No vídeo, Jolie deixa a seguinte mensagem:
“Todos os seres humanos nascem lives e iguais em dignidade e direitos.
Essa é a mensagem que a Declaração Universal dos Direitos Humanos da ONU. A Declaração é um guia para os direitos que cada um de nós tem e para proteções que nenhum governo tem o direito de remover. Estabelece o nosso direito à liberdade, igualdade e justiça, independentemente do sexo, raça, idioma, religião ou posição social. Está incluso nosso direito de sermos protegidos contra a tortura, discriminação, perseguição e escravidão.
Nela está previsto: Todos e cada um de nós tem o direito de pensar livremente, ou de mudar nossa religião e que temos o direito de votar nos assuntos de nosso país.
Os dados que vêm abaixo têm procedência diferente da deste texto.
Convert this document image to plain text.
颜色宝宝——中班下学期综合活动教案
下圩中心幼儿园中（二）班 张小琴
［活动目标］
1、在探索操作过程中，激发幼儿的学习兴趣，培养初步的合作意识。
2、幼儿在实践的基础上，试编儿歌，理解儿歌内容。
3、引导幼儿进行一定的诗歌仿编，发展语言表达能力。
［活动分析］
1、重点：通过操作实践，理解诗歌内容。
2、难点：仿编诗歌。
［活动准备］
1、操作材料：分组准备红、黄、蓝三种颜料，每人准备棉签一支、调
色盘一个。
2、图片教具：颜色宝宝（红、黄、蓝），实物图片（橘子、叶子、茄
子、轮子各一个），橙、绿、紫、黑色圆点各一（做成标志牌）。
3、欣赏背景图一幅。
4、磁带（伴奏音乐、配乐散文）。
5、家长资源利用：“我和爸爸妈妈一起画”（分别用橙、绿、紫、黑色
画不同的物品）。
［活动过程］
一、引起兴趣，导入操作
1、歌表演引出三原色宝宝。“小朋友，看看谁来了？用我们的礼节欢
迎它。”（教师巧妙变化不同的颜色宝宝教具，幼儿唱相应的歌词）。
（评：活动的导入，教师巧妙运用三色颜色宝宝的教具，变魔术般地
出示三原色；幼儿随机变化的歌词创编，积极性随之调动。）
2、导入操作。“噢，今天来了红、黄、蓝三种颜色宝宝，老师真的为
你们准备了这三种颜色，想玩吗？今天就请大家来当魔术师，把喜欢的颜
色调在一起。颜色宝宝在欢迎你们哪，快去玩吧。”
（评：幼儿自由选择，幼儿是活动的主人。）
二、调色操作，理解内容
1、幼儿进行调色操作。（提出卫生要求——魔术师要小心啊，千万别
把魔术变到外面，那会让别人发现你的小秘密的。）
Setenta anos depois que a Declaração foi adotada, alguns países chegaram mais longe que outros. Nós não podemos ser indiferentes ao destino das pessoas que são afetadas pelos conflitos e pela opressão ao redor do mundo. Nós devemos manter todos os governos com os padrões não negociáveis estabelecidos pela Declaração Universal dos Direitos Humanos da ONU, que se aplicam a todas as pessoas, em todos os lugares, em todos os momentos.
Ainda não existe ideia mais poderosa ou revolucionária do que o princípio de que todos nascemos iguais. De que somos todos iguais. Não existe poder na terra que tenha o direito de nos dizer o contrário. E não existe nenhuma causa mais importante do que defender os direitos humanos fundamentais de nossos companheiros homens e mulheres.”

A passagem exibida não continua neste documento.